Y:(香りを見て)あっ、これはよい酒ですね。
S:色的に、これはサン=ジョセフの典型ですか?
Y:かなり濃い目ですね。ひとつには亜硫酸を使っていないために熟成が早いのだと思います。サン=ジョセフより一格上のエルミタージュの白を10年、20年寝かせると、よくこんな色になります。
S:亜硫酸?
Y:酸化防止剤としてのSO2ですね。この醸造元は、それを一切使っていないということなんです。酸化防止剤を使わないということは、当然それだけ、酸化や熟成が早くなるということになります。ところで、これって、かなりマニアックなワインだと思いますが、お店では、どういう意図でオンメニューされたのですか?
サーヴィス:美味しいワインをまんべんなくそろえようとしておりますので。
JH:いかにもサン=ジョセフっていう風味ですね。個人的には、すごく好きなワインです。

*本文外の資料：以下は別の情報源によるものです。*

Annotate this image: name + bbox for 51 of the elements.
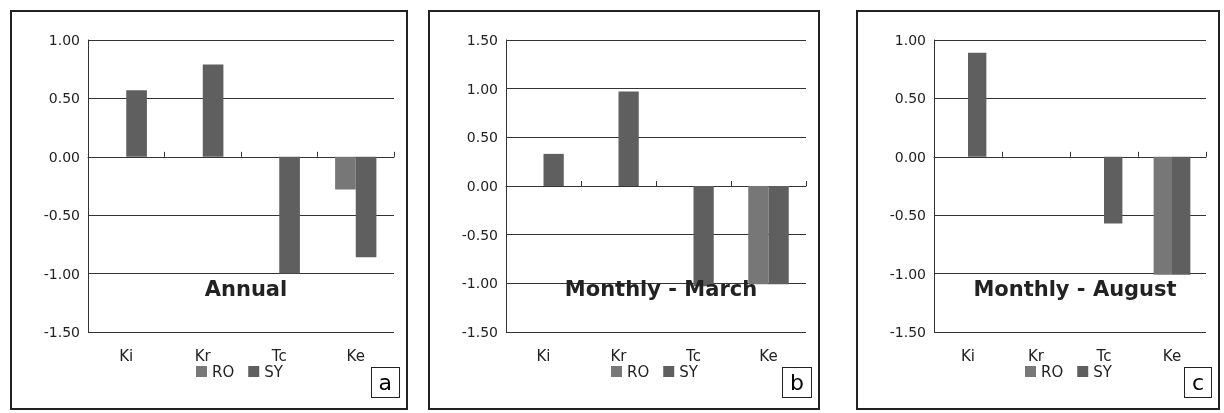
x-tick-label: Ki: [119, 346, 134, 365]
y-tick-label: 0.00: [48, 148, 80, 165]
y-tick-label: 0.00: [466, 178, 498, 194]
x-tick-label: Ki: [960, 346, 976, 365]
x-tick-label: Kr: [610, 346, 628, 365]
y-tick-label: -1.50: [461, 324, 498, 340]
bar: [768, 186, 789, 285]
legend-label: RO: [1041, 362, 1064, 381]
y-tick-label: -1.00: [43, 265, 80, 282]
x-tick-label: Tc: [270, 346, 287, 365]
bar: [543, 153, 564, 186]
bar: [279, 156, 300, 274]
y-tick-label: 0.50: [466, 129, 498, 146]
x-tick-label: Tc: [685, 346, 701, 365]
text: Monthly - March: [564, 277, 758, 302]
text: b: [782, 367, 812, 398]
y-tick-label: -1.00: [461, 275, 498, 292]
x-tick-label: Ke: [346, 346, 365, 365]
bar: [355, 156, 377, 258]
x-tick-label: Ke: [759, 346, 778, 365]
y-tick-label: -1.50: [43, 324, 80, 340]
bar: [618, 91, 639, 186]
text: a: [370, 367, 400, 398]
bar: [335, 156, 356, 190]
y-tick-label: -0.50: [889, 207, 926, 224]
legend-label: SY: [264, 362, 284, 381]
x-tick-label: Kr: [1027, 346, 1045, 365]
x-tick-label: Kr: [194, 346, 212, 365]
bar: [126, 90, 147, 157]
y-tick-label: -1.50: [889, 324, 926, 340]
x-tick-label: Ke: [1162, 346, 1182, 365]
x-tick-label: Tc: [1095, 346, 1112, 365]
y-tick-label: -0.50: [461, 226, 498, 243]
y-tick-label: 1.00: [894, 32, 926, 48]
y-tick-label: -1.00: [889, 265, 926, 282]
y-tick-label: 0.50: [894, 90, 926, 107]
bar: [202, 64, 224, 157]
text: Monthly - August: [973, 277, 1177, 302]
y-tick-label: 1.50: [466, 32, 498, 48]
x-tick-label: Ki: [536, 346, 551, 365]
legend-label: RO: [212, 362, 235, 381]
y-tick-label: 0.50: [48, 90, 80, 107]
y-tick-label: 1.00: [48, 32, 80, 48]
y-tick-label: 0.00: [894, 148, 926, 165]
text: c: [1183, 367, 1212, 398]
text: Annual: [204, 277, 288, 302]
legend-label: RO: [627, 362, 650, 381]
legend-label: SY: [679, 362, 699, 381]
y-tick-label: -0.50: [43, 207, 80, 224]
y-tick-label: 1.00: [466, 80, 498, 97]
legend-label: SY: [1093, 362, 1113, 381]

Y:ぼくも大好きですが、人によって、好き嫌いの分かれやすいワインのような気がします。ま、今日は、あえてそういうワインを選んだわけですが(笑)。品種は、やはりルサーヌ種がメインみたいですね。
S:え?
Y:一般に、サン=ジョセフはルサーヌ種とマルサーヌ種という二種類のブドウ品種から作られているんです。昔は、質より量ということで、マルサーヌ種が多かったのですが、やはり品質的にはルサーヌ種のほうが上なので、現在では優れた醸造元はルサーヌ種を多目にする傾向があるんです。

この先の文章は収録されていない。